La religion béothuque, comme cela a été indiquée, partage certains éléments avec celle des Innus. Par ailleurs, la langue pourrait également lier ces deux peuples. Le professeur John Hewson de Memorial University a analysé les fragments de vocabulaire béothuk recueillis au 18e et au 19e siècle par des observateurs, et il a découvert que la langue des Béothuks appartenait à la famille algonquienne des langues amérindiennes de l'Amérique du Nord. Les Mi'kmaq parlent une langue empruntée aux Algonquiens de l'est, alors que les Cris et les Innus parlent des langues issues de celle des Algonquiens du centre du continent. Le professeur Hewson suppose que la langue béothuque est une variante de la langue des Algonquiens du centre du continent, une autre indication appuyant l'hypothèse qu'il existe un lien entre les Innus et les Béothuks.

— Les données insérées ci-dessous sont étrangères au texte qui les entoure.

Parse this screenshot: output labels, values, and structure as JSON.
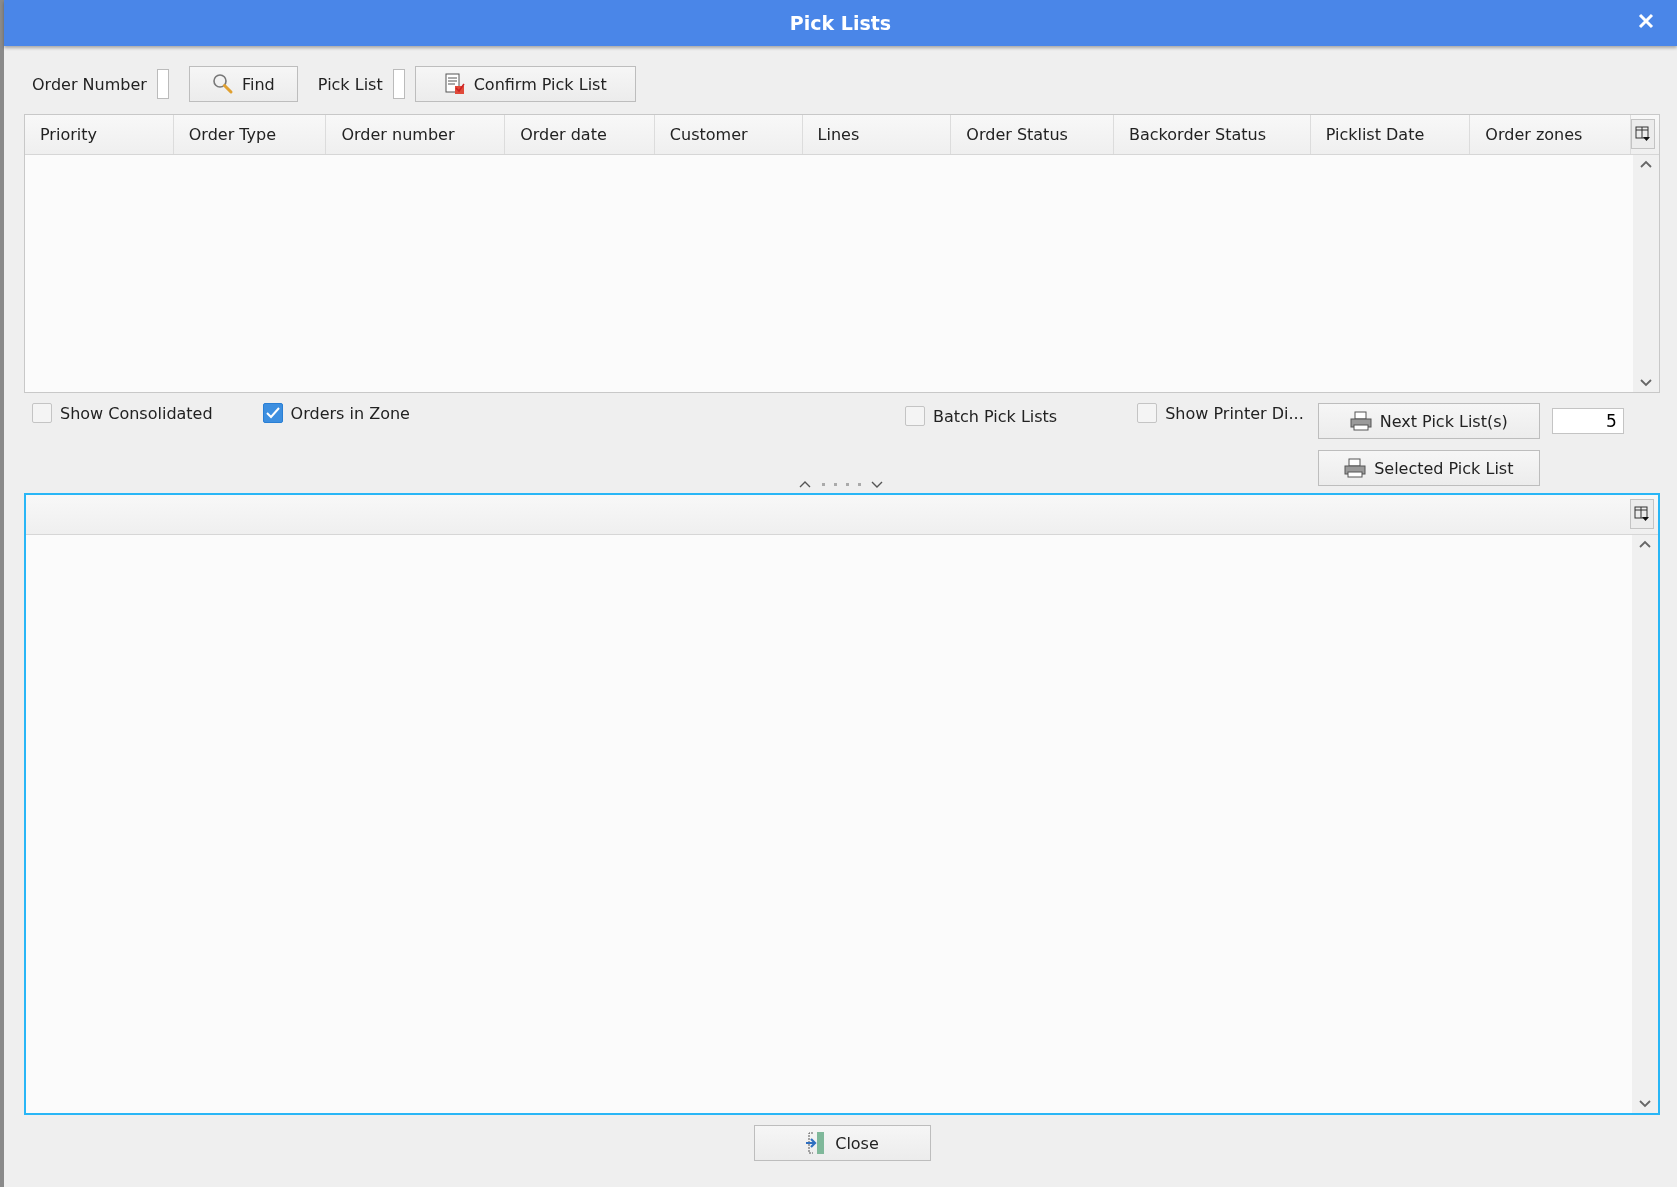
{
  "window": {
    "title": "Pick Lists"
  },
  "toolbar": {
    "order_number_label": "Order Number",
    "find_button": "Find",
    "pick_list_label": "Pick List",
    "confirm_button": "Confirm Pick List"
  },
  "orders_table": {
    "columns": [
      "Priority",
      "Order Type",
      "Order number",
      "Order date",
      "Customer",
      "Lines",
      "Order Status",
      "Backorder Status",
      "Picklist Date",
      "Order zones"
    ]
  },
  "options": [
    {
      "label": "Show Consolidated",
      "checked": false
    },
    {
      "label": "Orders in Zone",
      "checked": true
    },
    {
      "label": "Batch Pick Lists",
      "checked": false
    },
    {
      "label": "Show Printer Di...",
      "checked": false
    }
  ],
  "print": {
    "next_button": "Next Pick List(s)",
    "count": "5",
    "selected_button": "Selected Pick List"
  },
  "footer": {
    "close_button": "Close"
  }
}
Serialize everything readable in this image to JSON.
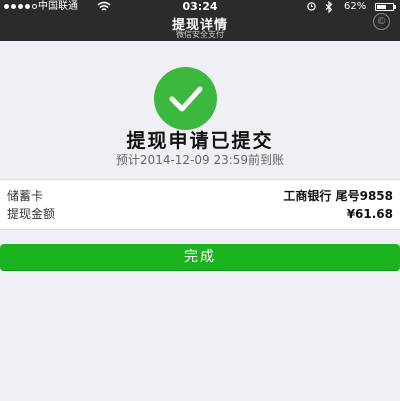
{
  "status_bar": {
    "carrier": "中国联通",
    "time": "03:24",
    "battery_percent": "62%",
    "battery_level": 0.62,
    "signal_bars_filled": 4,
    "signal_bars_total": 5,
    "icons": [
      "signal-dots-icon",
      "wifi-icon",
      "alarm-icon",
      "bluetooth-icon",
      "battery-icon"
    ]
  },
  "nav": {
    "title": "提现详情",
    "subtitle": "微信安全支付",
    "corner_icon": "©"
  },
  "result": {
    "icon": "check-circle-icon",
    "title": "提现申请已提交",
    "subtitle": "预计2014-12-09 23:59前到账"
  },
  "details": [
    {
      "label": "储蓄卡",
      "value": "工商银行 尾号9858"
    },
    {
      "label": "提现金额",
      "value": "¥61.68"
    }
  ],
  "actions": {
    "done_label": "完成"
  },
  "colors": {
    "topbar": "#2b2b2b",
    "background": "#f0eff5",
    "success_green": "#3db83f",
    "button_green": "#1ab31f"
  }
}
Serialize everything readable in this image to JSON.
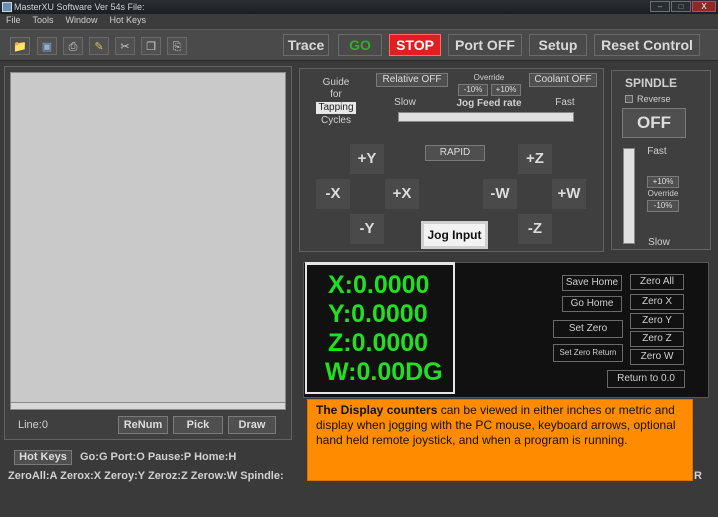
{
  "window": {
    "title": "MasterXU Software Ver 54s File:",
    "min": "–",
    "max": "□",
    "close": "X"
  },
  "menu": [
    "File",
    "Tools",
    "Window",
    "Hot Keys"
  ],
  "toolbar": {
    "trace": "Trace",
    "go": "GO",
    "stop": "STOP",
    "port": "Port OFF",
    "setup": "Setup",
    "reset": "Reset Control"
  },
  "program": {
    "line": "Line:0",
    "renum": "ReNum",
    "pick": "Pick",
    "draw": "Draw"
  },
  "hotkeys": {
    "button": "Hot Keys",
    "line1": "Go:G  Port:O  Pause:P  Home:H",
    "line2": "ZeroAll:A  Zerox:X  Zeroy:Y  Zeroz:Z  Zerow:W  Spindle:",
    "trail": "R"
  },
  "jog": {
    "guide": [
      "Guide",
      "for",
      "Tapping",
      "Cycles"
    ],
    "relative": "Relative OFF",
    "override_label": "Override",
    "minus10": "-10%",
    "plus10": "+10%",
    "slow": "Slow",
    "feed": "Jog Feed rate",
    "fast": "Fast",
    "coolant": "Coolant OFF",
    "rapid": "RAPID",
    "plus_y": "+Y",
    "minus_x": "-X",
    "plus_x": "+X",
    "minus_y": "-Y",
    "plus_z": "+Z",
    "minus_w": "-W",
    "plus_w": "+W",
    "minus_z": "-Z",
    "input": "Jog Input"
  },
  "spindle": {
    "title": "SPINDLE",
    "reverse": "Reverse",
    "state": "OFF",
    "fast": "Fast",
    "plus10": "+10%",
    "override": "Override",
    "minus10": "-10%",
    "slow": "Slow"
  },
  "display": {
    "x": "X:0.0000",
    "y": "Y:0.0000",
    "z": "Z:0.0000",
    "w": "W:0.00DG",
    "save_home": "Save Home",
    "go_home": "Go Home",
    "set_zero": "Set Zero",
    "set_zero_return": "Set Zero Return",
    "zero_all": "Zero All",
    "zero_x": "Zero X",
    "zero_y": "Zero Y",
    "zero_z": "Zero Z",
    "zero_w": "Zero W",
    "return": "Return to 0.0"
  },
  "callout": {
    "bold": "The Display counters",
    "text": " can be viewed in either inches or metric and display when jogging with the PC mouse, keyboard arrows, optional hand held remote joystick, and when a program is running."
  },
  "colors": {
    "counter": "#21e021",
    "stop": "#e02020",
    "go": "#22b822",
    "callout": "#ff8c00"
  }
}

Ce n'est qu'un aperçu de la culture béothuque. Il faut insister sur le fait qu'il est faux de croire que les Béothuks ont conservé le même mode de vie pendant des siècles comme on l'entend souvent dans les médias populaires. Aucune culture amérindienne n'est restée la même pendant des siècles – il s'agit d'une vision statique et raciste de la culture amérindienne. L'archéologie nous a démontré que toutes les cultures amérindiennes ont innové et se sont adaptées de diverses manières. L'arrivée de nouveaux peuples, le changement du climat et l'arrivée de nouvelles idées ont exigé des innovations et des réponses de la part des Autochtones, et à cet égard, il est clair qu'ils partagent une caractéristique commune à toute l'humanité.